The project grew out of a request for proposals from the Massachusetts Department of Public Health for a facility to be located specifically in Quincy, a city near Boston that has been hit hard by the opioid crisis. Quincy residents will receive priority consideration for available treatment slots at Phoenix House Intensive Treatment Services.

Patients will be eligible to receive around four to six days of detox/acute withdrawal services and 15 days of residential-level “clinical stabilization,” from which they might transition to a residential or home environment depending on individual need.

“We've had this level of care in [Rhode Island] for a while,” says McEneaney. “This gives us an opportunity to be in a large urban market.”

He adds, “It is important that our industry know that it's not just people with access to capital and the capital markets that can make progress in this environment.”

Building on relationship

McEneaney says that this does not represent the first joint effort of Phoenix House and The Gavin Foundation, as the latter has served as the outpatient treatment arm for other Phoenix House facilities in Massachusetts.

The emergence of this program stems from former Gov.
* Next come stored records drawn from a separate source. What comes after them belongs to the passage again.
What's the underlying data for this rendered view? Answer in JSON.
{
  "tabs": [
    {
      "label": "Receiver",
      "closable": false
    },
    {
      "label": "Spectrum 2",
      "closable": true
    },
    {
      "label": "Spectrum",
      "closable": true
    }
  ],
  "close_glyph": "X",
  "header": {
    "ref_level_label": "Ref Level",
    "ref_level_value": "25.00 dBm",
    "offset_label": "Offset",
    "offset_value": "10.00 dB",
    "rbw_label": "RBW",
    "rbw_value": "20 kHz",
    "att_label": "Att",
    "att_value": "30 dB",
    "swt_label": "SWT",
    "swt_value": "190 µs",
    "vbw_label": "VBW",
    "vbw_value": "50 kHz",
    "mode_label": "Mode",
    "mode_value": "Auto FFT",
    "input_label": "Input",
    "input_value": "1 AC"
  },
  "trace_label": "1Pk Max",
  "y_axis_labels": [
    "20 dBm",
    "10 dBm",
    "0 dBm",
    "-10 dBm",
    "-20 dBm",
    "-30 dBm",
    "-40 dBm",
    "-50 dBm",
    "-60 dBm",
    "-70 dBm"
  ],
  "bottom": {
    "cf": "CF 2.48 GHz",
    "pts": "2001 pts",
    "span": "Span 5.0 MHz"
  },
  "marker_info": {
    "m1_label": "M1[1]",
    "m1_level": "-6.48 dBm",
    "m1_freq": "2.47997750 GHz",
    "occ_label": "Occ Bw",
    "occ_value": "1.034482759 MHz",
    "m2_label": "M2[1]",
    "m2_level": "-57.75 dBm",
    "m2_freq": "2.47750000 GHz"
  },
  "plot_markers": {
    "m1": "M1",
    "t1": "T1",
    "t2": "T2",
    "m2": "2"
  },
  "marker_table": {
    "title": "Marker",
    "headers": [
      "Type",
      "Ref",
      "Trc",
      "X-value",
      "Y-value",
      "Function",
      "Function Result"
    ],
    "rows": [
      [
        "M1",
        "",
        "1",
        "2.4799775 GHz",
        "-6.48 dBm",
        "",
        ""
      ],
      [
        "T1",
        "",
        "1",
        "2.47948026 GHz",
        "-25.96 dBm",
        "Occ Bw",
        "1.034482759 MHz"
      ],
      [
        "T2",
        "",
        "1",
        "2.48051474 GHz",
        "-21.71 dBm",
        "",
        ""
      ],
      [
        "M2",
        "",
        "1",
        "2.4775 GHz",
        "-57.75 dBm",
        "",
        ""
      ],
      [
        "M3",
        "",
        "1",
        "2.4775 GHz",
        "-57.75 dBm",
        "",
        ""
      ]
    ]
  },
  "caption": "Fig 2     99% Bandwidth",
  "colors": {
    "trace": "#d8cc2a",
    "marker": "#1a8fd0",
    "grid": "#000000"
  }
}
Deval Patrick's establishment of a task force to seek responses to the opioid problem. State legislators allocated $20 million toward the overall cause last year, says Neil Gaer, Phoenix House's director of clinical affairs in Massachusetts.

The administrators of the program will bill insurance, but the state Bureau of Substance Abuse Services essentially will serve as the payer of last resort for the facility's services, McEneaney explains. Phoenix House does serve within its patient population a good number of the scant overall percentage of Massachusetts residents who still do not have insurance coverage in a state that has progressed significantly toward universal coverage.

In the opioid-dependent population, some but not all of those who proceed through the clinically managed stabilization phase in the new program will receive an induction to medication-assisted treatment and be referred to an MAT provider in the community, says Gaer. “We'll be meeting the client where they're at,” he says.

Phoenix House New England was established in 1967 and became part of the national Phoenix House Foundation in 1999. The New England operation runs 39 programs in four states. The Gavin Foundation was founded in 1963 and provides community-based treatment, prevention and education services, focusing on recovery through relationships among individuals, families and communities.